= Romm publishing house =

Publisher of Jewish religious literature (1788–1941)

The Romm publishing house was a publisher of Jewish religious literature from 1788 to 1940. It is known for its 1886 Vilna Shas, which still serves as a definitive edition.

Baruch ben Yosef Romm founded the business originally in Grodno and it continued there for some decades at the same time that its primary operations moved to Vilnius in 1799. There, it expanded under the ownership of Baruch's son, Menahem Mann Romm (d. 1841), at the same time that it ceased its Grodno operation. Initially publishing halakhic and homiletic works from the misnagdic tradition, the Romms were soon caught up in the controversy between adherents of this tradition and the new movement among Eastern European Jews known as Hasidism.

== History ==

Historically, Jewish authors from Lite (the Yiddish name for a conceptual rather than historical "greater" Lithuania that has not always corresponded to the country's actual physical boundaries) had sent their manuscripts abroad, to Amsterdam, Prague, Germany, Poland, and Ukraine, for publication. The rivalry between Misnagdism and Hasidism led the former to begin publishing within Lithuania itself, specifically, in 1788, when Baruch Romm went from book dealer to book publisher.

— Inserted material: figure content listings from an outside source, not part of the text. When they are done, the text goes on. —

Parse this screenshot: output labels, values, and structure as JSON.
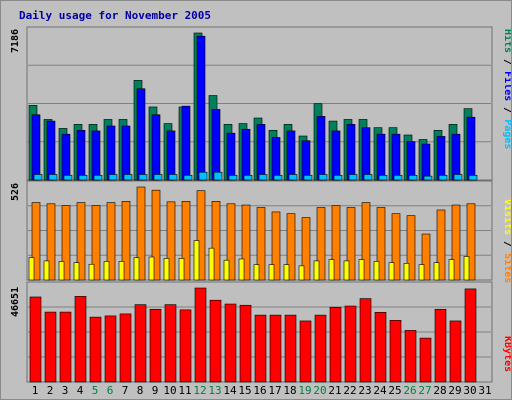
{
  "title": "Daily usage for November 2005",
  "colors": {
    "hits": "#00805c",
    "files": "#0000ff",
    "pages": "#00c0ff",
    "visits": "#ffff00",
    "sites": "#ff8000",
    "kbytes": "#ff0000",
    "title": "#0000aa",
    "day_green": "#008040",
    "day_dark": "#000000"
  },
  "y_axis_max": {
    "top": "7186",
    "middle": "526",
    "bottom": "46651"
  },
  "panel_labels": {
    "top": [
      {
        "text": "Pages",
        "color": "#00c0ff"
      },
      {
        "text": " / ",
        "color": "#000000"
      },
      {
        "text": "Files",
        "color": "#0000ff"
      },
      {
        "text": " / ",
        "color": "#000000"
      },
      {
        "text": "Hits",
        "color": "#00805c"
      }
    ],
    "middle": [
      {
        "text": "Sites",
        "color": "#ff8000"
      },
      {
        "text": " / ",
        "color": "#000000"
      },
      {
        "text": "Visits",
        "color": "#ffff00"
      }
    ],
    "bottom": [
      {
        "text": "KBytes",
        "color": "#ff0000"
      }
    ]
  },
  "chart_data": {
    "type": "bar",
    "title": "Daily usage for November 2005",
    "categories": [
      "1",
      "2",
      "3",
      "4",
      "5",
      "6",
      "7",
      "8",
      "9",
      "10",
      "11",
      "12",
      "13",
      "14",
      "15",
      "16",
      "17",
      "18",
      "19",
      "20",
      "21",
      "22",
      "23",
      "24",
      "25",
      "26",
      "27",
      "28",
      "29",
      "30",
      "31"
    ],
    "weekend_days": [
      "5",
      "6",
      "12",
      "13",
      "19",
      "20",
      "26",
      "27"
    ],
    "panels": [
      {
        "name": "top",
        "ymax": 7186,
        "series": [
          {
            "name": "Hits",
            "values": [
              3650,
              2960,
              2520,
              2720,
              2720,
              2960,
              2960,
              4870,
              3570,
              2760,
              3570,
              7186,
              4130,
              2720,
              2760,
              3030,
              2430,
              2720,
              2150,
              3730,
              2880,
              2960,
              2960,
              2560,
              2560,
              2200,
              1980,
              2430,
              2720,
              3490,
              null
            ]
          },
          {
            "name": "Files",
            "values": [
              3190,
              2880,
              2240,
              2430,
              2400,
              2640,
              2640,
              4460,
              3190,
              2400,
              3610,
              7030,
              3450,
              2290,
              2480,
              2720,
              2080,
              2400,
              1920,
              3110,
              2400,
              2720,
              2560,
              2240,
              2240,
              1880,
              1760,
              2130,
              2240,
              3070,
              null
            ]
          },
          {
            "name": "Pages",
            "values": [
              270,
              270,
              230,
              230,
              230,
              270,
              270,
              270,
              270,
              270,
              230,
              380,
              380,
              230,
              230,
              270,
              230,
              270,
              230,
              270,
              230,
              270,
              270,
              230,
              230,
              230,
              190,
              230,
              270,
              230,
              null
            ]
          }
        ]
      },
      {
        "name": "middle",
        "ymax": 526,
        "series": [
          {
            "name": "Sites",
            "values": [
              438,
              431,
              421,
              438,
              421,
              438,
              445,
              526,
              508,
              442,
              445,
              505,
              445,
              431,
              424,
              410,
              385,
              375,
              353,
              410,
              421,
              410,
              438,
              410,
              375,
              364,
              260,
              396,
              424,
              431,
              null
            ]
          },
          {
            "name": "Visits",
            "values": [
              126,
              108,
              105,
              98,
              89,
              105,
              105,
              126,
              130,
              122,
              122,
              223,
              180,
              112,
              119,
              87,
              87,
              87,
              80,
              108,
              115,
              108,
              115,
              105,
              98,
              94,
              87,
              98,
              115,
              133,
              null
            ]
          }
        ]
      },
      {
        "name": "bottom",
        "ymax": 46651,
        "series": [
          {
            "name": "KBytes",
            "values": [
              42200,
              34700,
              34700,
              42500,
              32200,
              32800,
              33800,
              38400,
              36100,
              38400,
              35800,
              46651,
              40600,
              38700,
              38100,
              33200,
              33200,
              33200,
              30300,
              33200,
              37100,
              37700,
              41400,
              34600,
              30600,
              25600,
              21800,
              36100,
              30300,
              46200,
              null
            ]
          }
        ]
      }
    ]
  }
}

Controversy had arisen when the Shapira family of Slavuta intended to publish a new edition of the Talmud in line with a Hasidic point of view. Rabbis on each side argued but were unable to agree as to whether rabbinical law permitted publication of this new edition. In addition, the death of a worker in the Slavuta factory led to Russian government intervention (Vilnius being at that time within the Russian Empire). The Slavuta publishing house was shut down and, to instill order among the Jewish publishers, the Russian authorities instituted a formal publishing monopoly, which Romm successfully bid for.

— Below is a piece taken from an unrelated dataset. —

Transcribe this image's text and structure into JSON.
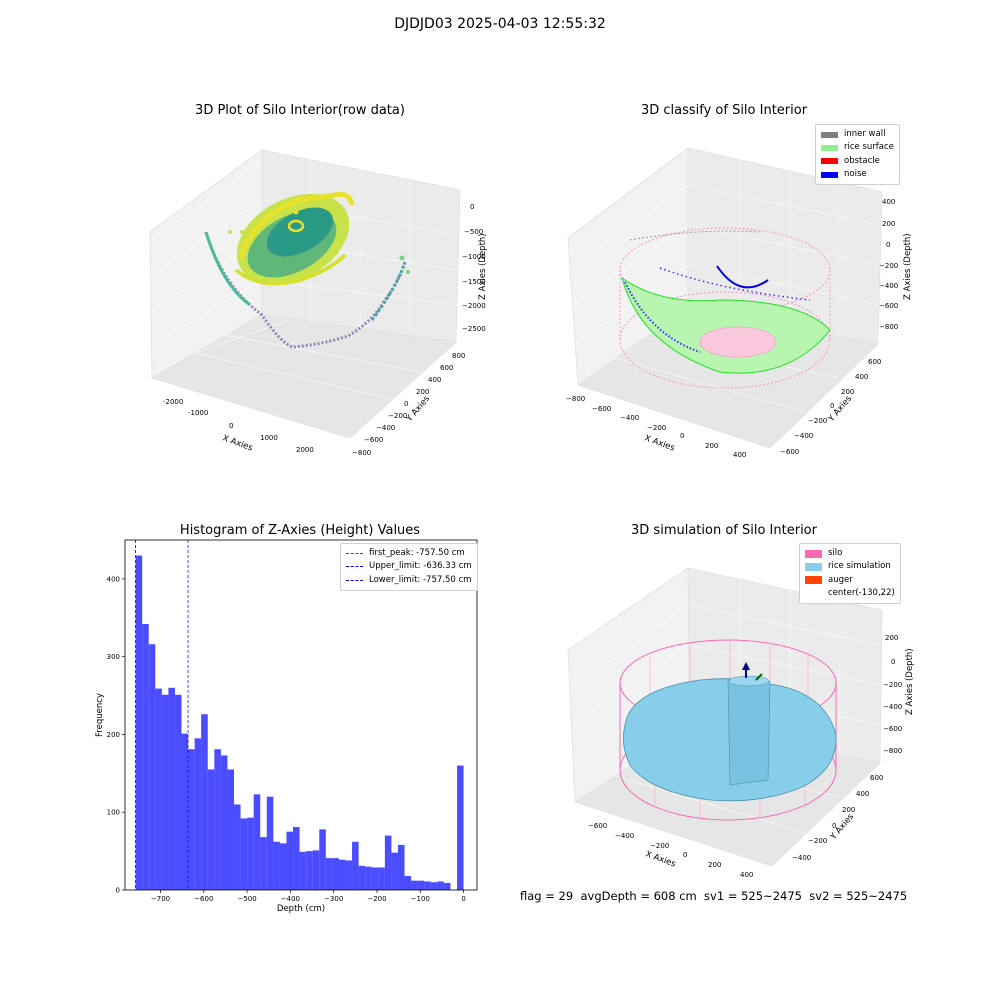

In 1835, located as they were in Vilnius, which was the heart of misnagdic Lite, the Romms caused a stir by publishing the Hasidic Talmud. From then until 1940 (when it was nationalized by the Soviet government), the Romms published material from the diversity of Litvak Jewish religious opinion and practice. The Romm factory burned down in 1840, but was soon rebuilt, and prospered through both its monopolistic privileges and the rapidly increasing Jewish population of the region.

When Chaim-Yankev Romm died in 1858, David Romm took over the firm. He was married to Deborah Harkavy (c. 1831 - December 1903), daughter of Rabbi Yeysef-Betsalel Harkavy of Novogrudok. The Harkavy family produced many significant scholars, including Yiddish lexicographer Alexander Harkavy (1863–1939). When David Romm died in 1862, Deborah took over management of the firm, renaming it the Widow and Brothers Romm in 1863. As The Widow Romm, she was known internationally by Hebrew and Yiddish scholars and general readers in Eastern Europe and elsewhere, giving her an unusual stature for Litvak women of her time. She was often challenged, but her good business sense along with her scrupulous attention to quality and detail kept power over the firm in her hands.

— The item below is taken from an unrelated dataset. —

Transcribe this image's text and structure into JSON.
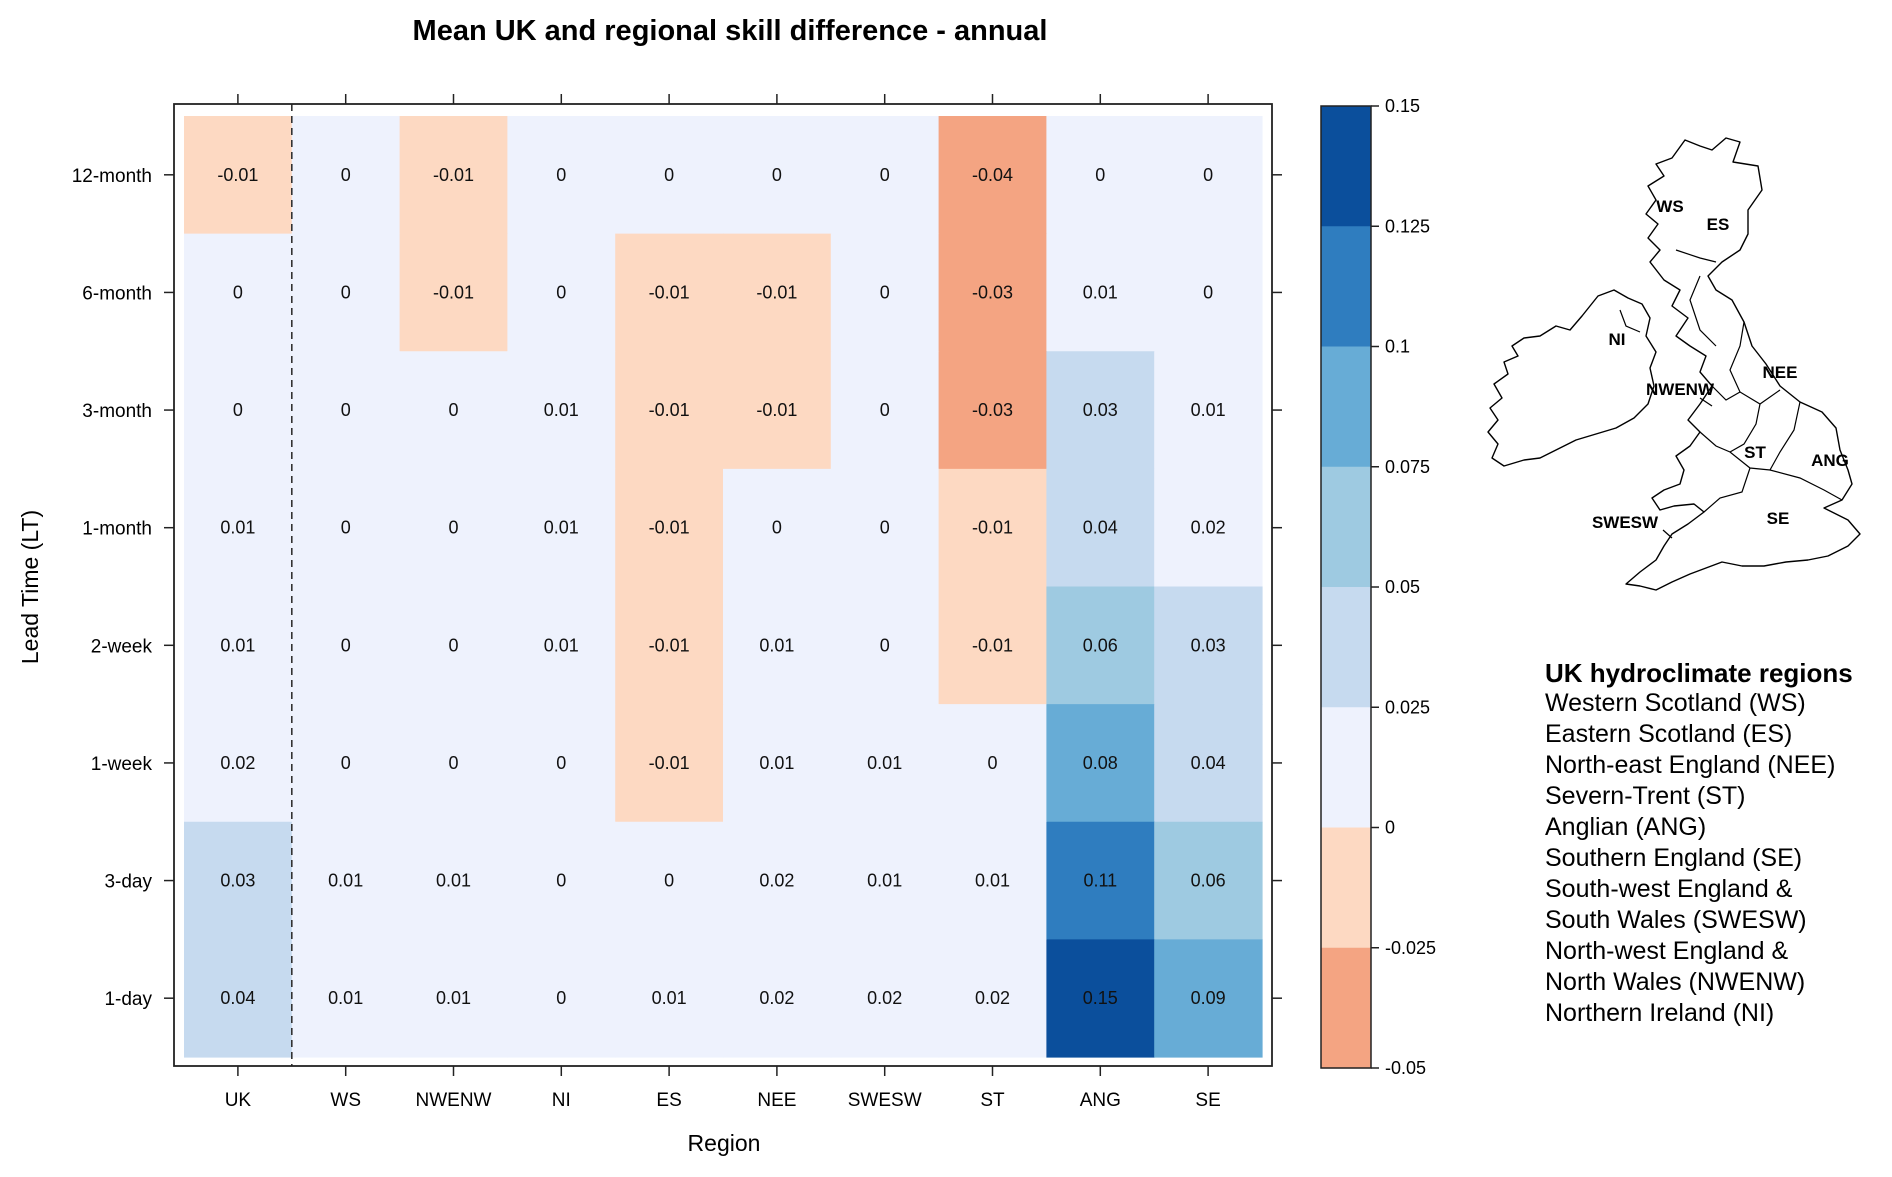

Under her direction, the firm produced a highly regarded new edition of the Talmud, completed in 1886, which is still widely used. The firm's last Talmud edition was printed in 1897, after which the rise of Zionism shifted Jewish publishing. When Deborah Romm died, the firm also started to print secular periodicals and newspapers in Yiddish and Hebrew. This was not to the liking of the person who was the manager until then, Samuel Shraga Fiignzon (שפן סופר). Deborah Romm's descendants lost interest in managing the press (with three of her sons emigrating to the United States), and the printing press got into financial difficulty. Baron David Günzburg from St. Petersburg, a scholar of Jewish affairs, came to the rescue and bought the firm in 1910. When the Baron died soon after, his widow could not continue ownership of what was by then an unprofitable printing house. The outbreak of the First World War in 1914 almost caused the firm's closure.

Thanks to the efforts of the Rabbi of St. Petersburg, Dr. Moshe Eliezer Eisenstadt, the printing house was bought by two wealthy individuals, Noah Gordon and Haim Cohen, who volunteered to rescue the printing house because of its importance. The printing house changed its name again to the Stock Company for Printing Books and Publishing "Romm". At the request of Noah Gordon, in 1920 his cousin, Mathus Rapoport, took over the management of the printing house and also became one of the owners. Rapoport ran the printing house for 20 years. On the night of July 7, 1941, just days after the German invasion of Russia, Rapoport was taken from his home at midnight and was murdered by the Nazis. With the end of the Second World War the building was confiscated by the Russians. They continued to use the printing house after the war until the beginning of the 1990s but with no connection to Judaism.

On February 4, 1990, professor Herman Branover presented the Lubavitcher Rabbi Menachem Mendel Schneerson with a Russian-language translation of the Jewish Hasidic text, the Tanya, which had been recently printed, in the quantity of 20,000 units, in the facilities of the Romm publishing house in Vilna.